Subsequent to December 31, 2024 and prior to the issuance of these financial statements, the Company has received an update on the lawsuit led by Christian Attar related to alleged naked short selling and spoofing of Genius Group’s shares, with alleged damages previously calculated at between $251 million and $263 million. Wes Christian of Christian Attar has reported to the Company that they anticipate calculations on updated damages will be completed and the complaint is anticipated to be filed in May 2025.

 

Liquidation of E-Squared Education

 

Subsequent to December 31, 2024 and prior to the issuance of these financial statements, the Company has received the order from the South African court approving the liquidation requested by the Company. The Company received the provisional liquidation order in March 2025 and this was subsequently approved by the Court on the April 15, 2025.

Constitution Changes

 

Subsequent to December 31, 2024 and prior to the issuance of these financial statements, the Company received Shareholders approval for adopting the revised constitution to issue two additional class of shares, including Class C Ordinary shares and preference shares.

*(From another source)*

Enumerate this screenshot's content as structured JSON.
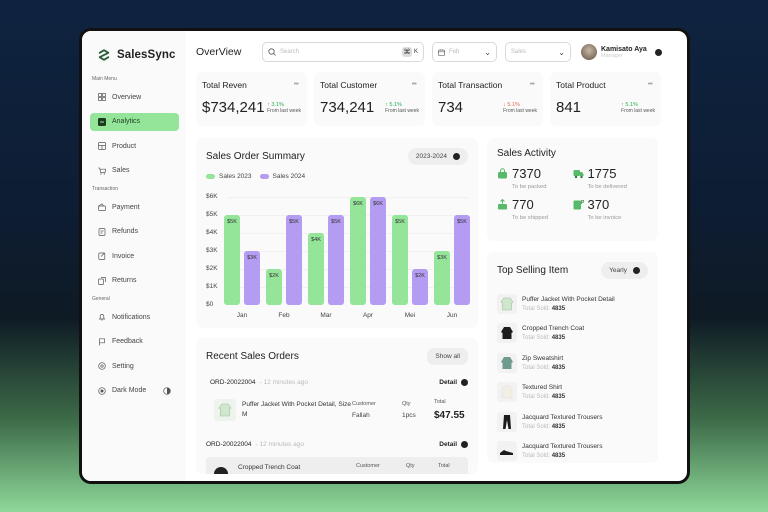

Further to the approval, the Board of Director of the Company approved conversion of 3,000,000 shares issued to Roger James Hamilton from Ordinary shares to Class C Ordinary shares. Class C Ordinary shares provide 10 votes per share but are not registered for resale on NYSE American.

 

Proposed Share Buyback

 

Subsequent to December 31, 2024 and prior to the issuance of these financial statements, the Company received Shareholders approval for the proposed share buyback for up to 20% of the issued share capital. The timing of the buyback will be at the discretion of the management.

 

The Group has evaluated subsequent events through the date of issuance of the consolidated financial statements, and it did not identify any subsequent events except disclosed above that would have material financial impact or that required adjustment of the Group’s consolidated financial statements.